Wednesday, May 29, 2013


     This time the minister showed up. He always showed a lot of attention to my father at the church. I could be standing right next to him and not get a simple "hello". Perhaps, he hoped that dad will leave him an inheritance! Like I said, this time he was there. Taka and Sonny also came. We decided to pray. Taka didn't make any attempt to comfort me or even just take my hand. I pulled Sonny to myself and held on to his arm. To make the long story short, after a while we decided to stop the resuscitation. My dad's organs were failing, and it took a lot out of him to keep fighting for each breath. The tubes were pulled out, the morphine was administered, and now we had to wait for him to quietly slip away. Taka went home, because nothing should interfere with his routine. The minister stayed for a little while and then left too. In a couple of hours I drove Sonny home and came back. I spent four hours sitting by my dad's bed, talking and singing to him, and praying too. Taka came to exchange the cars: I had his at the hospital. He didn't stay at all.  

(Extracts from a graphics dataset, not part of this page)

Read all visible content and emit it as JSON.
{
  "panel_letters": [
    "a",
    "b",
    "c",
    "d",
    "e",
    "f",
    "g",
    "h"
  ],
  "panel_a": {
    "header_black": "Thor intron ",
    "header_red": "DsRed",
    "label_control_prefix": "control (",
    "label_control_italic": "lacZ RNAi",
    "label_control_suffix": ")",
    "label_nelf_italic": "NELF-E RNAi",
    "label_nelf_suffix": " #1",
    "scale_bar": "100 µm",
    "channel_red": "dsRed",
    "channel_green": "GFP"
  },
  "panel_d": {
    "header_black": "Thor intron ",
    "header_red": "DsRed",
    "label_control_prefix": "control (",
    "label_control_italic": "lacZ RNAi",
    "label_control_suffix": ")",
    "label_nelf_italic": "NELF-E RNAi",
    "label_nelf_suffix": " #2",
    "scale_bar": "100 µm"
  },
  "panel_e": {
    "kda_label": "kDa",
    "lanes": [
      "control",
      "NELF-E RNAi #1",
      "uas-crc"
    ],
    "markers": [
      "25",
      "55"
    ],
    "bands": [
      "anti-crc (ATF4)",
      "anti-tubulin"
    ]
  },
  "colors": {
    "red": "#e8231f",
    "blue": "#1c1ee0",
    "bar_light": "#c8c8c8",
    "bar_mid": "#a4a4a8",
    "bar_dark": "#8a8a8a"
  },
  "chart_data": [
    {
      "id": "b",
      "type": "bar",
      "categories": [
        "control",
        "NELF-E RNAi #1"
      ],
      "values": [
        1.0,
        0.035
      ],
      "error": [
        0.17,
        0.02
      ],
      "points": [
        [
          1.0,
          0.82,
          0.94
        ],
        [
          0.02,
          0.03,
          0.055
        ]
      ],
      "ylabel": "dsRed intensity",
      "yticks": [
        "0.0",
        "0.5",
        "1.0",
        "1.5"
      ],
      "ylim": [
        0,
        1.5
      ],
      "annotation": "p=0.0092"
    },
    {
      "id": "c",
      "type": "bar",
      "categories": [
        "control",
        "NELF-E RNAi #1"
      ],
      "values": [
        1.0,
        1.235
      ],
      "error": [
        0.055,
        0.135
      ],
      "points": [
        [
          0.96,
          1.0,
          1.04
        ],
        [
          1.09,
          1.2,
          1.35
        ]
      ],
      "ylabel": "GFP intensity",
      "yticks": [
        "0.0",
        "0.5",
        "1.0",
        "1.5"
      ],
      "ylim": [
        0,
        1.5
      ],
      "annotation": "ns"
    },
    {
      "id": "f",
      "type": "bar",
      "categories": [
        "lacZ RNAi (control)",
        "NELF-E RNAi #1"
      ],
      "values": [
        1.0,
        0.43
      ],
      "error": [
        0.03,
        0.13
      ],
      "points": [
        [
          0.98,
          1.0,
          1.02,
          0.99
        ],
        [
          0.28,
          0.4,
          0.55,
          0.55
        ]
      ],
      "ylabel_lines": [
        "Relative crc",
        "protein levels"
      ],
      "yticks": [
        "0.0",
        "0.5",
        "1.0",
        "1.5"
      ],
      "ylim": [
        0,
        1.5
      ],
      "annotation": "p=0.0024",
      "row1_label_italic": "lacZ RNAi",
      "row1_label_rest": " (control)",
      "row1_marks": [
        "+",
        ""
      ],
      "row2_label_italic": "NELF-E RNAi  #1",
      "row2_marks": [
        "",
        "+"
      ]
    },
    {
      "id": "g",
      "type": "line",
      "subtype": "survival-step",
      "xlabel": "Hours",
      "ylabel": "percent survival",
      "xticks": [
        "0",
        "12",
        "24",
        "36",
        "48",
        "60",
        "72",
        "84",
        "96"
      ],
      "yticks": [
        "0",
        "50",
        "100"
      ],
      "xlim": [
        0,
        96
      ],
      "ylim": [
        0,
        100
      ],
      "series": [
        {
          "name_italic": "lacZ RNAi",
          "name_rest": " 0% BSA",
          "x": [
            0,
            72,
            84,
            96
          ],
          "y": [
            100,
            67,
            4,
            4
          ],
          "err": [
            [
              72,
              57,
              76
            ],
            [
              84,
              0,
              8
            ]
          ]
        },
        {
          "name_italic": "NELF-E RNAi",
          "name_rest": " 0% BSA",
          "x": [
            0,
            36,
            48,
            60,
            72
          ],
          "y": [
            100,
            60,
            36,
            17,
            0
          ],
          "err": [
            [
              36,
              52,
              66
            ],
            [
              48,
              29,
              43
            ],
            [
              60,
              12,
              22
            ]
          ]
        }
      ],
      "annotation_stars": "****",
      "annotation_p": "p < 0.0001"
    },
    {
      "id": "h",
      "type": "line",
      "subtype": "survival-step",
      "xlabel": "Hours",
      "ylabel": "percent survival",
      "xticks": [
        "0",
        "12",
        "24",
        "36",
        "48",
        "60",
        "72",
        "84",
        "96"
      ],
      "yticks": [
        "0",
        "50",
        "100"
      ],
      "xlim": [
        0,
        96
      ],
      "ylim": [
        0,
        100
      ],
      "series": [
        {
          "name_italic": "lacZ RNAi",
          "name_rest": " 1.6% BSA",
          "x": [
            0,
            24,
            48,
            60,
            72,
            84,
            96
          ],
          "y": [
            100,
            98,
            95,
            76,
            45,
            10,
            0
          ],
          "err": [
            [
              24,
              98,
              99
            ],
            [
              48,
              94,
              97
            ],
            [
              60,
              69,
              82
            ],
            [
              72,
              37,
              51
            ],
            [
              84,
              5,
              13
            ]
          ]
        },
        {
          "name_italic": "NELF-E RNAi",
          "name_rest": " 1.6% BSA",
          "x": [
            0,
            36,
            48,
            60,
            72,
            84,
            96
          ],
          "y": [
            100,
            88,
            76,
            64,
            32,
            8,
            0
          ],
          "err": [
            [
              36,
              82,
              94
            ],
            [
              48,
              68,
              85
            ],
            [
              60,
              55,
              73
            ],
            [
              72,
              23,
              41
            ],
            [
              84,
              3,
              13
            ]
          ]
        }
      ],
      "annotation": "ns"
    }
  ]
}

     It’s a wonder that so many people don't believe in the existence of a spirit. They should just watch someone die, and there won't be any doubt. A few seconds before, it was my father. As he passed away, what remained, looked like a shell, nothing more.  
     I walked the hospital corridors, carrying and dropping dad's things. On the way home I almost had an accident, because I was crying while driving. At home, at least, Sonny came and hugged me. Taka came from behind as I sat on the couch and plopped me on the head a couple of times. If he was in front of me, I would've .. No, I wouldn't. 
     It continued like that. At night, he must've heard me cry. He never turned to me or showed any warmth.  
     I no longer kid myself that our problems come from cultural differences. A stranger from another planet would've behaved better. After almost twenty five years together, I realize that what connects us is some theoretical belief in the common good, without any real affection.